Venerdì 15 gennaio 1993
Ore 09:00 circa, via Bernini, Palermo
Dall’interno del vano posteriore di un furgone Fiat Iveco bianco posteggiato sul ciglio della strada un uomo, Balduccio di Maggio, vede uscire dal cancelletto di un residence un altro uomo, lo vede prendere posto sul sedile anteriore del passeggero di una Citroen ax, e lo vede partire accompagnato dal suo autista, Salvatore Biondino. Balduccio guarda gli uomini che sono al suo fianco dentro il furgone e con un semplice gesto del capo fa capire di aver riconosciuto l’uomo ma questi, non convinti, ridomandano a Balduccio se è sicuro della persona che ha visto; Balduccio ancora una volta con il capo fa capire di sì, ma questa volta aggiunge che si devono fidare per forza perché lui è l’unico che può riconoscere quell’uomo. Il furgone bianco si mette in moto e segue a breve distanza la Citroen ax, che intanto, dopo aver svoltato, si immette in via Regione Siciliana: nei pressi del motel Agip l’auto viene fermata dal furgone da cui scendono alcuni uomini incappucciati che con le pistole in pugno aprono le porte dell’Ax, prelevano i due uomini seduti all’interno, li incappucciano e li caricano sul furgone.
Ore 10:30 circa, Questura di Palermo
L’uomo riconosciuto da Balduccio di Maggio è in piedi, ha le manette ai polsi e le mani intrecciano tra loro le dita ruvide, la sciarpa è aperta e ricade sulla giacca di un abito di colore verde scuro, la testa è alta, gli occhi scuri e impenetrabili e i denti mordono il labbro inferiore quasi a voler trattenere la rabbia di quell’istante. L’uomo non lascia trasparire nessuna emozione, nessun sentimento, nessuna rabbia, nessuna paura, nessuna angoscia, nessun dolore, tutto è muto in lui, tranne un organo, il suo cervello.

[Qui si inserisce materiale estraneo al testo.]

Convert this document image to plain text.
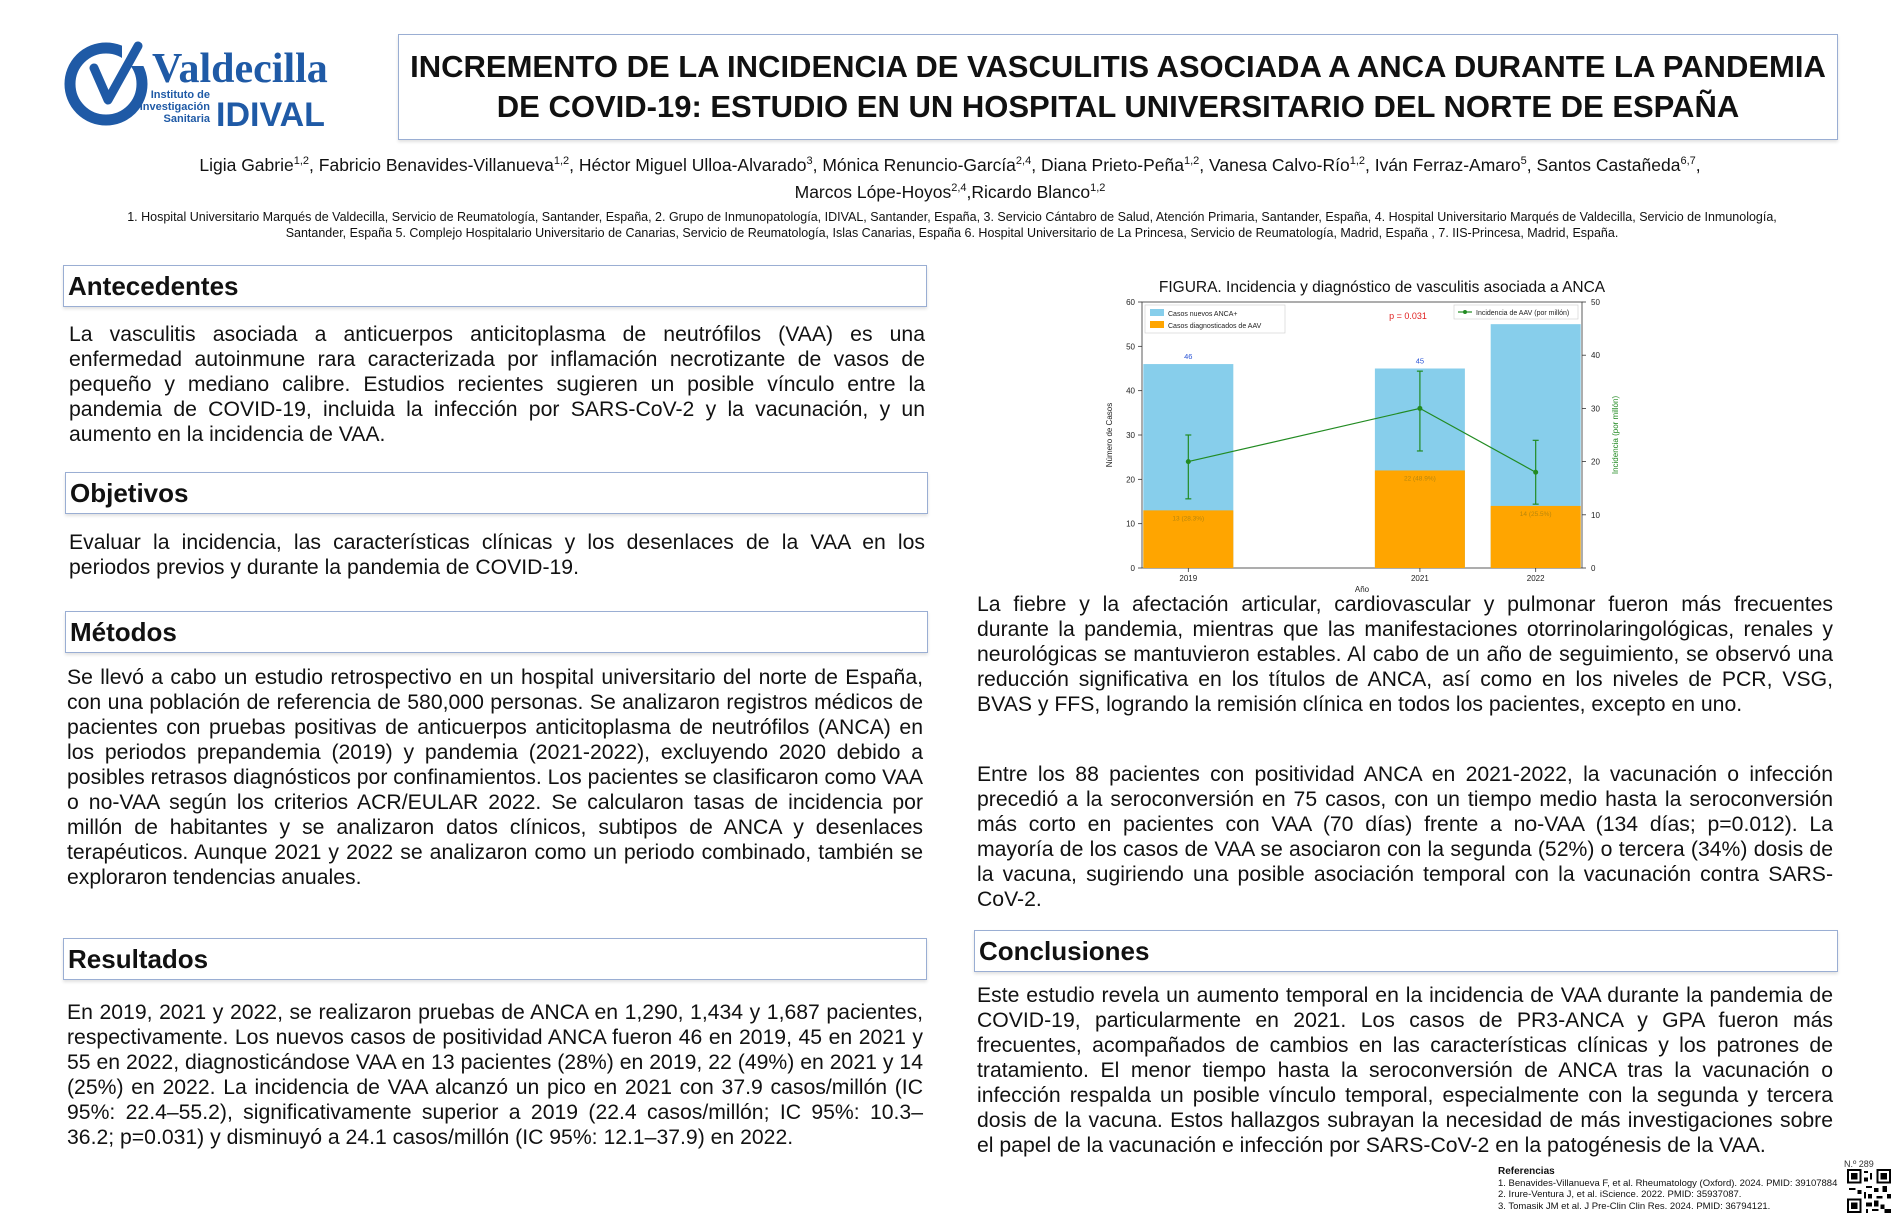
Valdecilla
Instituto de
Investigación
Sanitaria IDIVAL
INCREMENTO DE LA INCIDENCIA DE VASCULITIS ASOCIADA A ANCA DURANTE LA PANDEMIA
DE COVID-19: ESTUDIO EN UN HOSPITAL UNIVERSITARIO DEL NORTE DE ESPAÑA
Ligia Gabrie$^{1,2}$, Fabricio Benavides-Villanueva$^{1,2}$, Héctor Miguel Ulloa-Alvarado$^3$, Mónica Renuncio-García$^{2,4}$, Diana Prieto-Peña$^{1,2}$, Vanesa Calvo-Río$^{1,2}$, Iván Ferraz-Amaro$^5$, Santos Castañeda$^{6,7}$,
Marcos Lópe-Hoyos$^{2,4}$,Ricardo Blanco$^{1,2}$
1. Hospital Universitario Marqués de Valdecilla, Servicio de Reumatología, Santander, España, 2. Grupo de Inmunopatología, IDIVAL, Santander, España, 3. Servicio Cántabro de Salud, Atención Primaria, Santander, España, 4. Hospital Universitario Marqués de Valdecilla, Servicio de Inmunología, Santander, España 5. Complejo Hospitalario Universitario de Canarias, Servicio de Reumatología, Islas Canarias, España 6. Hospital Universitario de La Princesa, Servicio de Reumatología, Madrid, España , 7. IIS-Princesa, Madrid, España.
Antecedentes
La vasculitis asociada a anticuerpos anticitoplasma de neutrófilos (VAA) es una enfermedad autoinmune rara caracterizada por inflamación necrotizante de vasos de pequeño y mediano calibre. Estudios recientes sugieren un posible vínculo entre la pandemia de COVID-19, incluida la infección por SARS-CoV-2 y la vacunación, y un aumento en la incidencia de VAA.
Objetivos
Evaluar la incidencia, las características clínicas y los desenlaces de la VAA en los periodos previos y durante la pandemia de COVID-19.
Métodos
Se llevó a cabo un estudio retrospectivo en un hospital universitario del norte de España, con una población de referencia de 580,000 personas. Se analizaron registros médicos de pacientes con pruebas positivas de anticuerpos anticitoplasma de neutrófilos (ANCA) en los periodos prepandemia (2019) y pandemia (2021-2022), excluyendo 2020 debido a posibles retrasos diagnósticos por confinamientos. Los pacientes se clasificaron como VAA o no-VAA según los criterios ACR/EULAR 2022. Se calcularon tasas de incidencia por millón de habitantes y se analizaron datos clínicos, subtipos de ANCA y desenlaces terapéuticos. Aunque 2021 y 2022 se analizaron como un periodo combinado, también se exploraron tendencias anuales.
Resultados
En 2019, 2021 y 2022, se realizaron pruebas de ANCA en 1,290, 1,434 y 1,687 pacientes, respectivamente. Los nuevos casos de positividad ANCA fueron 46 en 2019, 45 en 2021 y 55 en 2022, diagnosticándose VAA en 13 pacientes (28%) en 2019, 22 (49%) en 2021 y 14 (25%) en 2022. La incidencia de VAA alcanzó un pico en 2021 con 37.9 casos/millón (IC 95%: 22.4–55.2), significativamente superior a 2019 (22.4 casos/millón; IC 95%: 10.3–36.2; p=0.031) y disminuyó a 24.1 casos/millón (IC 95%: 12.1–37.9) en 2022.
FIGURA. Incidencia y diagnóstico de vasculitis asociada a ANCA
0
10
20
30
40
50
60
0
10
20
30
40
50
46
13 (28.3%)
2019
45
22 (48.9%)
2021
14 (25.5%)
2022
p = 0.031
Casos nuevos ANCA+
Casos diagnosticados de AAV
Incidencia de AAV (por millón)
Año
Número de Casos	Incidencia (por millón)
La fiebre y la afectación articular, cardiovascular y pulmonar fueron más frecuentes durante la pandemia, mientras que las manifestaciones otorrinolaringológicas, renales y neurológicas se mantuvieron estables. Al cabo de un año de seguimiento, se observó una reducción significativa en los títulos de ANCA, así como en los niveles de PCR, VSG, BVAS y FFS, logrando la remisión clínica en todos los pacientes, excepto en uno.
Entre los 88 pacientes con positividad ANCA en 2021-2022, la vacunación o infección precedió a la seroconversión en 75 casos, con un tiempo medio hasta la seroconversión más corto en pacientes con VAA (70 días) frente a no-VAA (134 días; p=0.012). La mayoría de los casos de VAA se asociaron con la segunda (52%) o tercera (34%) dosis de la vacuna, sugiriendo una posible asociación temporal con la vacunación contra SARS-CoV-2.
Conclusiones
Este estudio revela un aumento temporal en la incidencia de VAA durante la pandemia de COVID-19, particularmente en 2021. Los casos de PR3-ANCA y GPA fueron más frecuentes, acompañados de cambios en las características clínicas y los patrones de tratamiento. El menor tiempo hasta la seroconversión de ANCA tras la vacunación o infección respalda un posible vínculo temporal, especialmente con la segunda y tercera dosis de la vacuna. Estos hallazgos subrayan la necesidad de más investigaciones sobre el papel de la vacunación e infección por SARS-CoV-2 en la patogénesis de la VAA.
Referencias
1. Benavides-Villanueva F, et al. Rheumatology (Oxford). 2024. PMID: 39107884
2. Irure-Ventura J, et al. iScience. 2022. PMID: 35937087.
3. Tomasik JM et al. J Pre-Clin Clin Res. 2024. PMID: 36794121.
N.º 289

L’uomo non sta pensando a chi lo ha tradito, lo sa benissimo chi è stato, si sta arrovellando per capire come quest’altro uomo può averlo tradito, ma soprattutto come lui non se ne sia accorto. Lo sapeva che non si poteva e doveva fidare di nessuno, non si aspettava che proprio il suo migliore amico, corleonese come lui, lo avesse tradito. Solo dei cani ti puoi fidare, pensava mordendosi ancora le labbra, loro sono gli unici che rimangono sempre fedeli al loro padrone. E’ un animale in gabbia Salvatore Riina fu Giovanni, quella mattina alla questura di Palermo. E’ consapevole di due cose mentre viene fotografato e filmato come si confà con un trofeo di guerra: uno, che non uscirà mai più, ma questo lo può anche accettare, Cosa nostra si può governare anche dall’interno del carcere; due, che Falcone e Borsellino avevano iniziato a cambiare la società; quando era giovane lui, mai nessuno si sarebbe permesso di scendere in strada per applaudire gli sbirri alla cattura di un boss, e questo proprio non lo poteva sopportare.